Assignment 2
Electronic Health Records

Overview

In this assignment you will explore deep learning applied to electronic health records using the MIMIC-III dataset.

In part 1, you'll use structured clinical measurements to predict daily sepsis, myocardial infarction (MI), and vancomycin antibiotic administration over two week patient ICU courses.

In parts 2 and 3, you will work with clincial text embeddings to predict ICU patient readmissions.

Assignment Setup Instructions

  1. Make sure you use a server with at least 8 CPUs, 30GB memory, and 100 GB disk space.
  2. Like with the previous assignment, download the assignment files on your VM instance and then unzip them:
    
                        wget https://biods220.stanford.edu/notebooks/assign2.zip
                        unzip assign2.zip
                      

Note 1 Each notebook has downloading and preprocessing code in the first few cells. This will take about 60mins for part 1, 10mins for part 2, and 60mins for part 3, so plan accordingly. We recommend running all the preprocessings first because it only requires one pass.

Note 2 When you finish one assignment part and start another, remember to restart the finished notebook by clicking the button at the top to release all the resources, including CPU, GPU, memory.

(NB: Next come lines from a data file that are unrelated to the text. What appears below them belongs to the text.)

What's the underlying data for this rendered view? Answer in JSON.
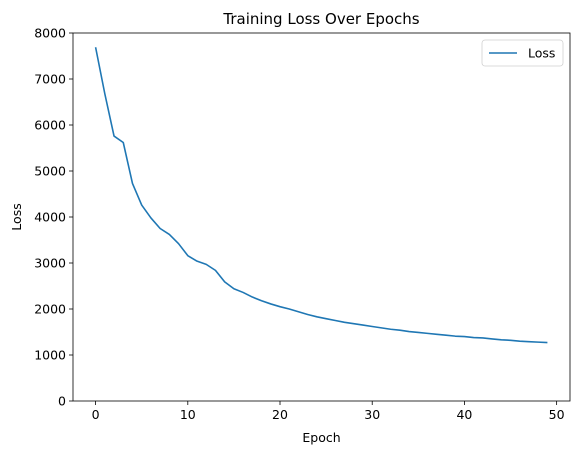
{
  "chart_data": {
    "type": "line",
    "title": "Training Loss Over Epochs",
    "xlabel": "Epoch",
    "ylabel": "Loss",
    "xlim": [
      -2.45,
      51.45
    ],
    "ylim": [
      0,
      8000
    ],
    "xticks": [
      0,
      10,
      20,
      30,
      40,
      50
    ],
    "yticks": [
      0,
      1000,
      2000,
      3000,
      4000,
      5000,
      6000,
      7000,
      8000
    ],
    "grid": false,
    "legend": "top-right",
    "series": [
      {
        "name": "Loss",
        "color": "#1f77b4",
        "x": [
          0,
          1,
          2,
          3,
          4,
          5,
          6,
          7,
          8,
          9,
          10,
          11,
          12,
          13,
          14,
          15,
          16,
          17,
          18,
          19,
          20,
          21,
          22,
          23,
          24,
          25,
          26,
          27,
          28,
          29,
          30,
          31,
          32,
          33,
          34,
          35,
          36,
          37,
          38,
          39,
          40,
          41,
          42,
          43,
          44,
          45,
          46,
          47,
          48,
          49
        ],
        "values": [
          7690,
          6680,
          5760,
          5620,
          4730,
          4260,
          3980,
          3750,
          3620,
          3420,
          3160,
          3040,
          2970,
          2840,
          2590,
          2440,
          2360,
          2260,
          2180,
          2110,
          2050,
          2000,
          1940,
          1880,
          1830,
          1790,
          1750,
          1710,
          1680,
          1650,
          1620,
          1590,
          1560,
          1540,
          1510,
          1490,
          1470,
          1450,
          1430,
          1410,
          1400,
          1380,
          1370,
          1350,
          1330,
          1320,
          1300,
          1290,
          1280,
          1270
        ]
      }
    ]
  }
}
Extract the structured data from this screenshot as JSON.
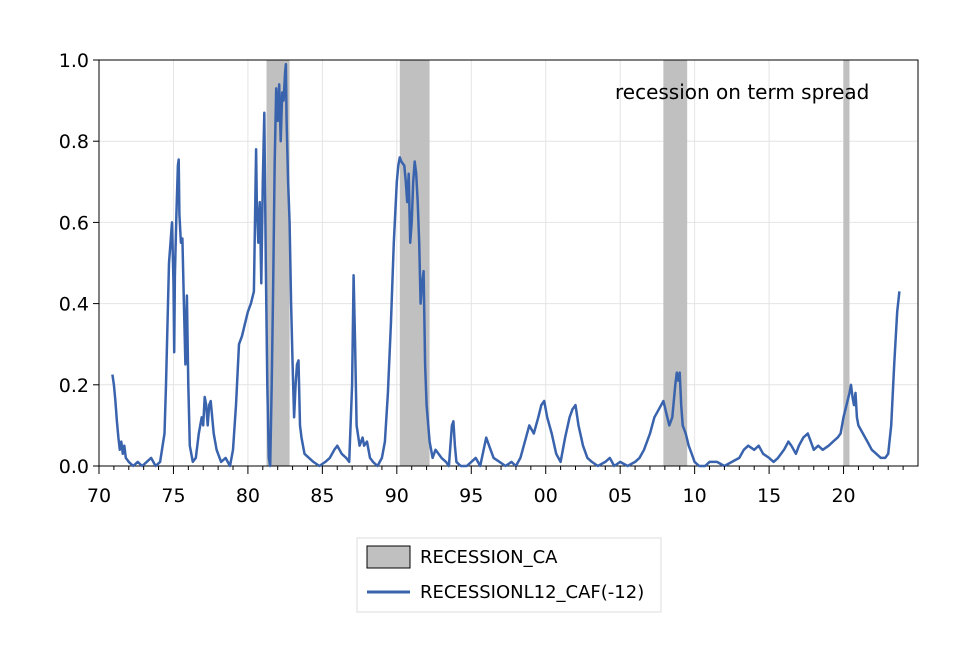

Note 3 The files in this assignment need less than 100GB of disk space. If you run out of disk space, you can delete the datasets from assignment1, or create a new VM. You can always check disk usage by running this in the terminal: du -sh *

What to hand in for this assignment: Submit one PDF file containing all your notebook solutions (code + written). To convert your notebook to PDF, go to File > Download as > PDF via LaTeX. Alternatively, if you encounter issues with converting to PDF using LaTeX, you can also convert to HTML (File > Download as > HTML) and then "Save to PDF" by printing. Concatenate the PDFs from both parts into one and make sure that both the coding sections and the written sections are visible in the PDFs prior to submission.